Sure, but I am told that not many are because it is discouraged, and I doubt that those who are using it are also within the pypa organization which currently helps to maintain pipenv.

Would you be happy if we accepted a PR from someone else that helped their usage of pip's internals, and broke pipenv?

It has happened before, I guess it is the risk we take on by being pipenv.

It would have saved me a lot of time if you'd been clear about that up front

I apologize, but I did try to be as clear as I could in the description of this PR I opened that it originated as an issue within pipenv; I linked to the issue and the PR I have open for it. Since this is my first PR to this project, hopefully not last--I expected some amount of churn and uncertainty, but I don't feel as though I am wasting anyone's time by asking for more consideration on ways to restrict the package indices of certain installation requirements while allowing others to remain open.

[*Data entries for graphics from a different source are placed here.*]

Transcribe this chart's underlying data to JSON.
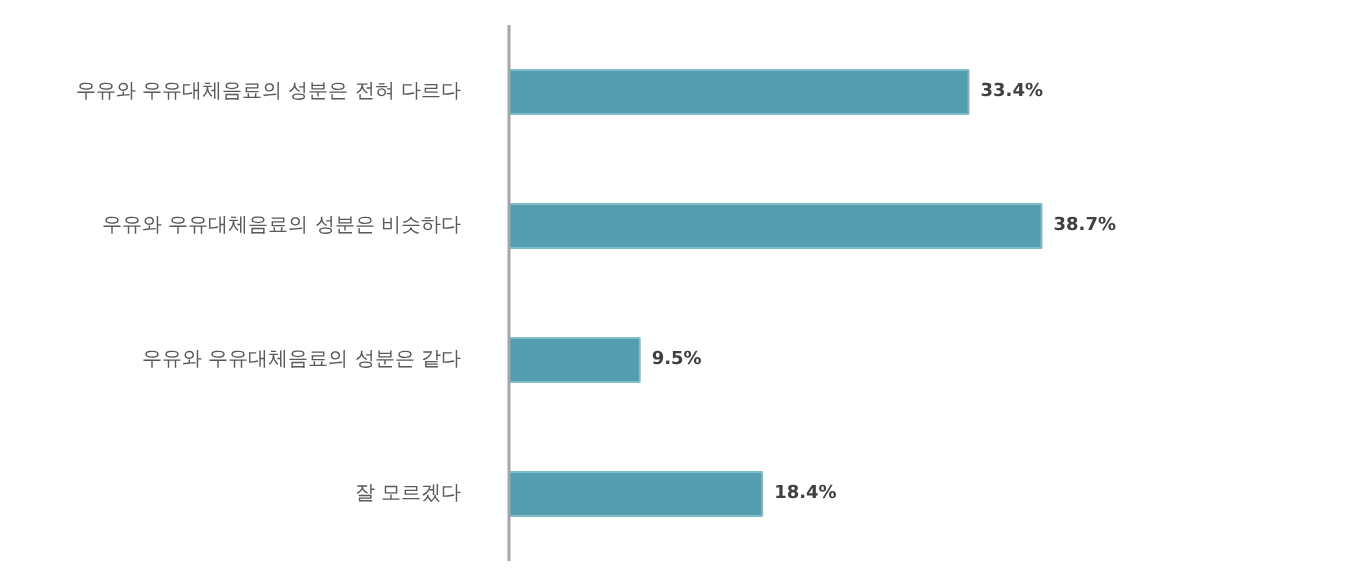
{
  "chart_data": {
    "type": "bar",
    "orientation": "horizontal",
    "categories": [
      "우유와 우유대체음료의 성분은 전혀 다르다",
      "우유와 우유대체음료의 성분은 비슷하다",
      "우유와 우유대체음료의 성분은 같다",
      "잘 모르겠다"
    ],
    "values": [
      33.4,
      38.7,
      9.5,
      18.4
    ],
    "value_labels": [
      "33.4%",
      "38.7%",
      "9.5%",
      "18.4%"
    ],
    "color": "#559db1",
    "grid": false,
    "tick_labels": "y"
  }
}
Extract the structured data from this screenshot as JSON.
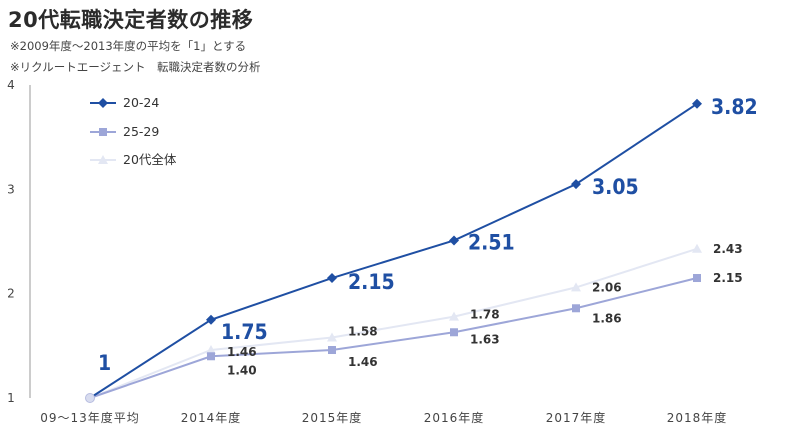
{
  "title": "20代転職決定者数の推移",
  "notes": [
    "※2009年度～2013年度の平均を「1」とする",
    "※リクルートエージェント　転職決定者数の分析"
  ],
  "colors": {
    "s2024": "#1f4fa3",
    "s2529": "#9da6d8",
    "all20s": "#e3e7f3",
    "axis": "#999999"
  },
  "chart_data": {
    "type": "line",
    "title": "20代転職決定者数の推移",
    "categories": [
      "09～13年度平均",
      "2014年度",
      "2015年度",
      "2016年度",
      "2017年度",
      "2018年度"
    ],
    "yticks": [
      "1",
      "2",
      "3",
      "4"
    ],
    "ylim": [
      1,
      4
    ],
    "legend_position": "top-left",
    "grid": false,
    "series": [
      {
        "name": "20-24",
        "marker": "diamond",
        "values": [
          1,
          1.75,
          2.15,
          2.51,
          3.05,
          3.82
        ],
        "labels": [
          "1",
          "1.75",
          "2.15",
          "2.51",
          "3.05",
          "3.82"
        ]
      },
      {
        "name": "25-29",
        "marker": "square",
        "values": [
          1,
          1.4,
          1.46,
          1.63,
          1.86,
          2.15
        ],
        "labels": [
          "",
          "1.40",
          "1.46",
          "1.63",
          "1.86",
          "2.15"
        ]
      },
      {
        "name": "20代全体",
        "marker": "triangle",
        "values": [
          1,
          1.46,
          1.58,
          1.78,
          2.06,
          2.43
        ],
        "labels": [
          "",
          "1.46",
          "1.58",
          "1.78",
          "2.06",
          "2.43"
        ]
      }
    ]
  }
}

I did this in the form a PR rather than an issue report because that was the stage at which I found myself working on the underlying problem. My thought is that perhaps there is some use here for pip itself to make use of and I certainly wouldn't want to have this code merged into pip without minimally adding unit tests demonstrating why it exists, and the ideal would be pip itself could offer similar functionality though maybe that is not on the road map. Seeing as the existing historical maintainers for pipenv, except for @frostming have been fairly unresponsive as of late, some of the earlier decisions of the project are not totally transparent and so I am learning as I go.

[pfmoore]

I think probably the conclusion here should be that (because it has no supported programmatic API) pip is a special case, and the comments in the pipenv codebase don't necessarily apply here. To my knowledge, no-one from pipenv has ever asked us for internal API changes, which suggests that might well be the case.

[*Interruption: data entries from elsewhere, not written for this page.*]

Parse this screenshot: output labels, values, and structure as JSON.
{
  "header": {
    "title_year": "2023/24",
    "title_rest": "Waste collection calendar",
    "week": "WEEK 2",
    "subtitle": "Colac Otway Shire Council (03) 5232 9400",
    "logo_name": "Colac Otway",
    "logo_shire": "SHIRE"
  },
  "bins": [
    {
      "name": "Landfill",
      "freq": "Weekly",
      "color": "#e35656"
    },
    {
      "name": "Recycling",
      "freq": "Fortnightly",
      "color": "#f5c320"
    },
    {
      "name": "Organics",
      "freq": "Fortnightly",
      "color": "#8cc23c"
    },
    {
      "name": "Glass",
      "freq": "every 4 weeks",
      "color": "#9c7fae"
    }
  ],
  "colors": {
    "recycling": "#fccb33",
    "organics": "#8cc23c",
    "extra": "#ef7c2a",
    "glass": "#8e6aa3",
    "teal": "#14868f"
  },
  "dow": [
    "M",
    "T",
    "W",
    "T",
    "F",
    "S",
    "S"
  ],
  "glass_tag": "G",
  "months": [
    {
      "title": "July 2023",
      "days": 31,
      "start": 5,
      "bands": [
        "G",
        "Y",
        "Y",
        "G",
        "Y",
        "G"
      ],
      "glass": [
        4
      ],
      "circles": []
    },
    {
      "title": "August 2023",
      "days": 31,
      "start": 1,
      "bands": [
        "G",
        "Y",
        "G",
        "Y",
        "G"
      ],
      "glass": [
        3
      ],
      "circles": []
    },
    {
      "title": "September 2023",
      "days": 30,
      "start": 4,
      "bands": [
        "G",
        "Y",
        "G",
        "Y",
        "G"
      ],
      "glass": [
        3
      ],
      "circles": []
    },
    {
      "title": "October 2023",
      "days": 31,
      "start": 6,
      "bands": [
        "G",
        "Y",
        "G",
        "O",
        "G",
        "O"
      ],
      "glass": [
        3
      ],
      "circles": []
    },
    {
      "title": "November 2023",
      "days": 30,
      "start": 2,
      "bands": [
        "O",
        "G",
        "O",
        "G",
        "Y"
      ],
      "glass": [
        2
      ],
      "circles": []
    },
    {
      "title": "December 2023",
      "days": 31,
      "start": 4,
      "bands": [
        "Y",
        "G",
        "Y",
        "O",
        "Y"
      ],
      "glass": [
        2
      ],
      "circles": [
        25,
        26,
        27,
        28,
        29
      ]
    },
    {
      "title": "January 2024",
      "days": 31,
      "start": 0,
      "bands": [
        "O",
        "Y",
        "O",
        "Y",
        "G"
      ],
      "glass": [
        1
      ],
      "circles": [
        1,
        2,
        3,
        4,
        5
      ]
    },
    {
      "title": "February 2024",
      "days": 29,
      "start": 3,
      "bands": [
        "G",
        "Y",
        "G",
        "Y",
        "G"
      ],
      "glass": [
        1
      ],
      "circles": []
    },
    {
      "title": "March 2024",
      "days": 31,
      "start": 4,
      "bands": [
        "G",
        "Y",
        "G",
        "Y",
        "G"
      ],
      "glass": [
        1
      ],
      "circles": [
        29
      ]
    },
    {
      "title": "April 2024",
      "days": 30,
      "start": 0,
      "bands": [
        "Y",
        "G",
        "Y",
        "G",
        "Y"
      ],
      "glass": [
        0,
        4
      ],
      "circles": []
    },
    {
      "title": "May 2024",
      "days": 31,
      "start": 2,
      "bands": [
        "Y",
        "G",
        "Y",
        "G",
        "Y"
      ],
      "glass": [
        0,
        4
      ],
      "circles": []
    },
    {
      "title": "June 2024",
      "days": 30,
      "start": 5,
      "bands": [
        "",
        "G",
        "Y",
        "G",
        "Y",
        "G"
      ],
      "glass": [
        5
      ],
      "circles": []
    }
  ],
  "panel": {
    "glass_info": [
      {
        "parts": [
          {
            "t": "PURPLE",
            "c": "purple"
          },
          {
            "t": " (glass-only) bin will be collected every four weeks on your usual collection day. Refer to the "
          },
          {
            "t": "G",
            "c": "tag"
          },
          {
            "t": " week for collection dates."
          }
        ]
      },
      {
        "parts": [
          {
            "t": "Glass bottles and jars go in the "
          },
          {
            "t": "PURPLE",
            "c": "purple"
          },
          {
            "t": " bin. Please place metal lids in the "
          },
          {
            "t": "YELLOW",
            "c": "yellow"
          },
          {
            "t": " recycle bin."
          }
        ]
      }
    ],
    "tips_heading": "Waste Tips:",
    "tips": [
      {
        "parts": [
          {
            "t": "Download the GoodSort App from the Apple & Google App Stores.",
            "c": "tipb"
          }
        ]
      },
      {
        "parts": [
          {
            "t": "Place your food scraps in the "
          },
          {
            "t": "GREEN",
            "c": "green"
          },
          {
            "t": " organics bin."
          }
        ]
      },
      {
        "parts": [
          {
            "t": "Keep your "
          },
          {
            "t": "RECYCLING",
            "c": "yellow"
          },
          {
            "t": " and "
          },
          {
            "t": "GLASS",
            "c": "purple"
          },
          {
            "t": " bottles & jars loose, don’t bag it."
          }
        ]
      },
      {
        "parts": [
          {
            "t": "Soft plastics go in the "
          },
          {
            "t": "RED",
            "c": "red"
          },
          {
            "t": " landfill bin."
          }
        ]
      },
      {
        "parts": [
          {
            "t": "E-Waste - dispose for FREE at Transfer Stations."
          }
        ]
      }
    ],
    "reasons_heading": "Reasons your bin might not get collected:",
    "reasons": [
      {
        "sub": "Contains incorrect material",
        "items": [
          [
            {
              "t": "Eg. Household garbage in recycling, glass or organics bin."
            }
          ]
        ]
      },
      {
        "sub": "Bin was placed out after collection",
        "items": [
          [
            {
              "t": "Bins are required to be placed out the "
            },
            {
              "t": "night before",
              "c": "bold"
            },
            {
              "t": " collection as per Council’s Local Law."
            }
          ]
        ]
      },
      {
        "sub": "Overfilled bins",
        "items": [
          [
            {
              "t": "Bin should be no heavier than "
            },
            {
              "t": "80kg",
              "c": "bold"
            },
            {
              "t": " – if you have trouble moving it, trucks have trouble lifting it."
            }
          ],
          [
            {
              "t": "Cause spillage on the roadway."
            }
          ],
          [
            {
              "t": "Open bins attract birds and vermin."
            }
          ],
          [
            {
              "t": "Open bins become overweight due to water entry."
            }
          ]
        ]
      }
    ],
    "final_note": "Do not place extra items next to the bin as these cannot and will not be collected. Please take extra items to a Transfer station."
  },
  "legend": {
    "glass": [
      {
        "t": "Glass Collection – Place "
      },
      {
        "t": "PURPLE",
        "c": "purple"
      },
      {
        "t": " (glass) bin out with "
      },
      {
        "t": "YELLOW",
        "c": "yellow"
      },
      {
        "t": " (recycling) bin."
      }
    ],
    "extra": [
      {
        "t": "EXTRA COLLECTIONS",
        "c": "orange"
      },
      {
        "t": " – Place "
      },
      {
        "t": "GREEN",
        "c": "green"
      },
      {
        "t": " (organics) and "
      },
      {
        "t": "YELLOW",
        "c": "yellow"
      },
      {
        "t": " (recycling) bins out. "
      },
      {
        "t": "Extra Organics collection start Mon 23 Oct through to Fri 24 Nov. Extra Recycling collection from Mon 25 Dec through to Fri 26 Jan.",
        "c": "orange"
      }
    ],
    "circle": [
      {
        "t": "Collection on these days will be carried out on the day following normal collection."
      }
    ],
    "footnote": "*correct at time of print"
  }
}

In any case, thanks for your contributions to pipenv, and best of luck with getting more involved 🙂

[matteius]

Hmmm, well the patched directory is primarily about pip I believe, so maybe our template needs to have a different message about changes to that directory. Anyway thanks for your help, I hope to debate further at some point the merits of pip actually offering/supporting an internal API that can do the things it can already do, that the CLI doesn't expose so that we can move away from this medieval process but for now I'll plan on moving forward with patching pipenv's pip and hoping someone else chimes in here on the usefulness of restricting package indices in isolation.

[uranusjr]

My personal stance on this is pipenv should eventually move off using pip internals directly (either by copying pip’s implementation, or depend on something else altogether), so I lean more toward changing this in pipenv.

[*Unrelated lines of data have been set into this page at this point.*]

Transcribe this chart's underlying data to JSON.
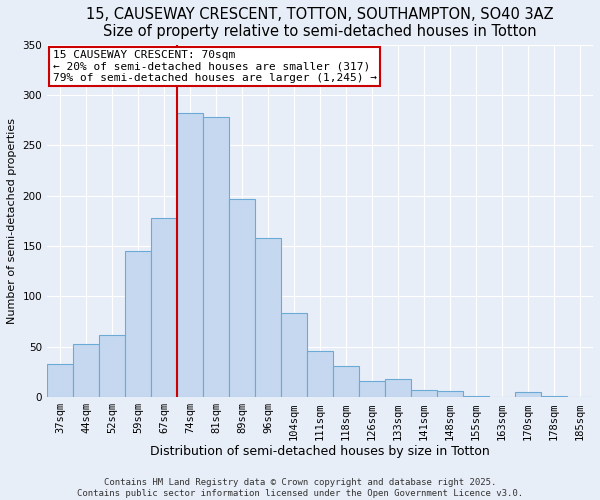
{
  "title": "15, CAUSEWAY CRESCENT, TOTTON, SOUTHAMPTON, SO40 3AZ",
  "subtitle": "Size of property relative to semi-detached houses in Totton",
  "xlabel": "Distribution of semi-detached houses by size in Totton",
  "ylabel": "Number of semi-detached properties",
  "categories": [
    "37sqm",
    "44sqm",
    "52sqm",
    "59sqm",
    "67sqm",
    "74sqm",
    "81sqm",
    "89sqm",
    "96sqm",
    "104sqm",
    "111sqm",
    "118sqm",
    "126sqm",
    "133sqm",
    "141sqm",
    "148sqm",
    "155sqm",
    "163sqm",
    "170sqm",
    "178sqm",
    "185sqm"
  ],
  "values": [
    33,
    53,
    62,
    145,
    178,
    282,
    278,
    197,
    158,
    84,
    46,
    31,
    16,
    18,
    7,
    6,
    1,
    0,
    5,
    1,
    0
  ],
  "bar_color": "#c5d8f0",
  "bar_edge_color": "#6aaad4",
  "vline_x_index": 4.5,
  "vline_color": "#cc0000",
  "annotation_title": "15 CAUSEWAY CRESCENT: 70sqm",
  "annotation_line2": "← 20% of semi-detached houses are smaller (317)",
  "annotation_line3": "79% of semi-detached houses are larger (1,245) →",
  "annotation_box_color": "#ffffff",
  "annotation_box_edge": "#cc0000",
  "ylim": [
    0,
    350
  ],
  "yticks": [
    0,
    50,
    100,
    150,
    200,
    250,
    300,
    350
  ],
  "background_color": "#e8eef8",
  "footer_line1": "Contains HM Land Registry data © Crown copyright and database right 2025.",
  "footer_line2": "Contains public sector information licensed under the Open Government Licence v3.0.",
  "title_fontsize": 10.5,
  "subtitle_fontsize": 9.5,
  "xlabel_fontsize": 9,
  "ylabel_fontsize": 8,
  "tick_fontsize": 7.5,
  "footer_fontsize": 6.5,
  "annot_fontsize": 8
}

However, pip’s code base does need some changes to move it toward implementing better index selection in general, namely #8606 (comment) or the narrower-scoped #9715. From my investigation into it, the work would also involve a similar design that “remembers” which packages should be included/excluded by an index, so it’s likely this can go into pip if you could also help with those issues.

[pfmoore]

Thanks @uranusjr for the context. Just to be clear @matteius this isn't in conflict with my earlier comments - if there's a functional change in pip that triggers an internal API change, that's fine. And if that internal API change is useful to pipenv, then that's also fine. It doesn't make the API any more supported or stable, but apart from that, there's no harm in pipenv benefitting from new pip features. It's just changes to the API with no user-visible impact that I was talking about.